Emily Tuck Covid Kitchen Party

So many young people in modern times are hell bent on keeping up with the crowd and on remaining inconspicuously in the middle of that crowd. The vast majority of those people have more than Emily Tuck ever had in the way of breaks in life. The vibe of this late, young high school senior was such that she was sure to get someplace in life, most probably a non-traditional role at which she would have excelled. But central to that wasn’t as much her father’s limited contributions to her as it was her own capability for adaptation to whatever might surround her.

I sense for no particular reason that despite the many economic limits placed upon her, that Emily’s life was fun and rewarding, and that she was largely confident going forward.

I also sense that Emily’s well-meaning father likely had an inadvertent hand in her demise as it was surely his personality and alcoholism which were central to marked conflict with the small community neighbor who took their lives on April 18, 2020.

I saw a recent photo online of a bare-chested, prison-tattooed Aaron “Friar” Tuck giving some odd-seeming hand signal with what would surely have been guns displayed on the livingroom wall had it been in the U.S., but with this being Canada, it was a quiver of arrows on the wall behind him.

The man who took 22 lives in Nova Scotia on April 18/19 first began by assaulting his domestic partner (who survived by hiding in the woods) and then hand selected his next victims from among his neighbors in their shared small community.

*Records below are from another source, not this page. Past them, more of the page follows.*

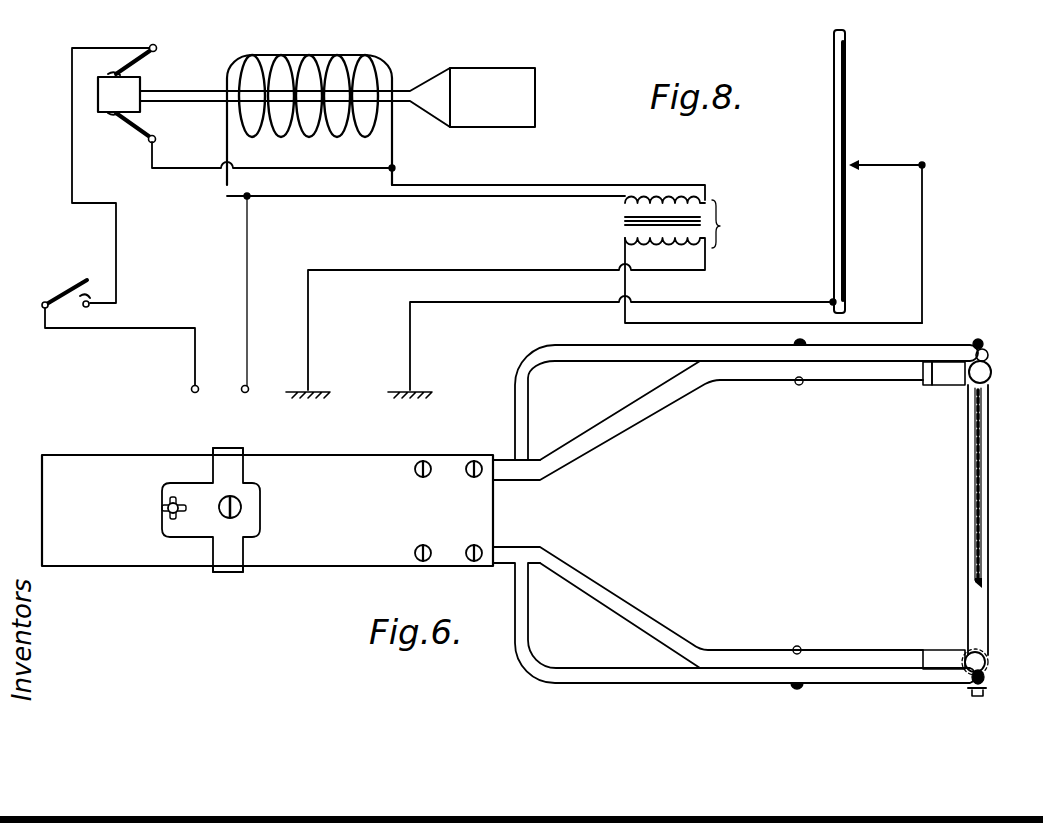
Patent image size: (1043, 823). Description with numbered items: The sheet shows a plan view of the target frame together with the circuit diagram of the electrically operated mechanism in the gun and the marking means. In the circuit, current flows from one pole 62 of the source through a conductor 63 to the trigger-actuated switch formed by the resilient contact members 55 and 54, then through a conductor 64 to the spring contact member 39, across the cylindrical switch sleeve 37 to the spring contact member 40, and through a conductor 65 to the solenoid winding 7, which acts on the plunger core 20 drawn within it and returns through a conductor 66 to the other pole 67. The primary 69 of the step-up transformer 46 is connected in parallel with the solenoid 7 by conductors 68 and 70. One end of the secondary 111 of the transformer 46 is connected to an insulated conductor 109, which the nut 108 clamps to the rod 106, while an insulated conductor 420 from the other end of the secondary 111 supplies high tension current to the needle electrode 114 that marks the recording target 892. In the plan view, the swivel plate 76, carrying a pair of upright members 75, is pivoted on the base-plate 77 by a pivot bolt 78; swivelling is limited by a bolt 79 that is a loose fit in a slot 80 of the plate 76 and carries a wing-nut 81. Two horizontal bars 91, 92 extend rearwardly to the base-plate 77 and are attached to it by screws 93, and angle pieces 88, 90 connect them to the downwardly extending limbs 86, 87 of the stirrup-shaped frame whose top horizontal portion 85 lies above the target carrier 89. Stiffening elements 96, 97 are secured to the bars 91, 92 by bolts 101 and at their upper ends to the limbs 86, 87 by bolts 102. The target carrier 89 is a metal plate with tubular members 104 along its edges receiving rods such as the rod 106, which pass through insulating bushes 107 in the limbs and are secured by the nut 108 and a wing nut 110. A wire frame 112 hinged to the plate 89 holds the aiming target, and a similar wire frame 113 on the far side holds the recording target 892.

In FIG. 8, the solenoid winding 7 is at (333, 128).
In FIG. 8, the plunger core 20 is at (518, 128).
In FIG. 8, the metal sleeve 37 is at (100, 112).
In FIG. 8, the spring contact member 39 is at (142, 67).
In FIG. 8, the spring contact member 40 is at (148, 128).
In FIG. 8, the step-up transformer 46 is at (686, 224).
In FIG. 8, the resilient contact member 54 is at (78, 318).
In FIG. 8, the resilient contact member 55 is at (66, 292).
In FIG. 8, the pole 62 is at (194, 396).
In FIG. 8, the conductor 63 is at (158, 328).
In FIG. 8, the conductor 64 is at (73, 196).
In FIG. 8, the conductor 65 is at (207, 168).
In FIG. 8, the conductor 66 is at (228, 200).
In FIG. 8, the pole 67 is at (245, 396).
In FIG. 8, the conductor 68 is at (588, 184).
In FIG. 8, the primary 69 is at (659, 200).
In FIG. 8, the conductor 70 is at (590, 197).
In FIG. 6, the upright member 75 is at (243, 451).
In FIG. 6, the plate 76 is at (250, 522).
In FIG. 6, the base-plate 77 is at (352, 518).
In FIG. 6, the pivot bolt 78 is at (238, 500).
In FIG. 6, the bolt 79 is at (163, 505).
In FIG. 6, the slot 80 is at (173, 496).
In FIG. 6, the wing-nut 81 is at (166, 512).
In FIG. 6, the top horizontal portion 85 is at (968, 595).
In FIG. 6, the downwardly extending limb 86 is at (972, 655).
In FIG. 6, the downwardly extending limb 87 is at (991, 378).
In FIG. 6, the angle piece 88 is at (937, 381).
In FIG. 8, the target carrier 89 is at (834, 172).
In FIG. 6, the target carrier 89 is at (975, 500).
In FIG. 8, the recording target 892 is at (846, 118).
In FIG. 6, the angle piece 90 is at (935, 648).
In FIG. 6, the horizontal bar 91 is at (737, 655).
In FIG. 6, the horizontal bar 92 is at (767, 370).
In FIG. 6, the screw 93 is at (470, 545).
In FIG. 6, the stiffening element 96 is at (586, 357).
In FIG. 6, the stiffening element 97 is at (580, 668).
In FIG. 6, the bolt 101 is at (802, 385).
In FIG. 6, the bolt 102 is at (976, 342).
In FIG. 6, the tubular member 104 is at (972, 556).
In FIG. 6, the rod 106 is at (978, 685).
In FIG. 6, the insulating bush 107 is at (972, 387).
In FIG. 6, the nut 108 is at (975, 694).
In FIG. 8, the insulated conductor 109 is at (770, 302).
In FIG. 6, the wing nut 110 is at (970, 688).
In FIG. 8, the secondary 111 is at (681, 245).
In FIG. 6, the wire frame 112 is at (974, 449).
In FIG. 6, the wire frame 113 is at (974, 468).
In FIG. 8, the needle electrode 114 is at (902, 164).
In FIG. 8, the insulated conductor 420 is at (925, 240).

Emily Tuck was his youngest victim, 2 or 3 months away from high school graduation. She was glowing with pride and enthusiasm for life, and she had overcome quite a bit to be the vibrant spirit that she was. Her own impressive ability to modify her own standards from those which society tries to mold for young people made the difference in her positive trajectory even though her life ended so tragically through zero fault of her own.

Hopefully other young people out there will recognize how well Emily Tuck seemed to be doing with limited opportunities, and recognize that they too might be able to attain quite a bit for themselves by better assessing what they do have, and optimizing to the best of their abilities.


Last updated May 05, 2020


A Pedestrian Wandering April 29, 2020

You're right, she did well for her 17 years. Hers is a hard lesson for us all to take and a tragic one too. Whatever the adults in her life did or did not do, she paid the price.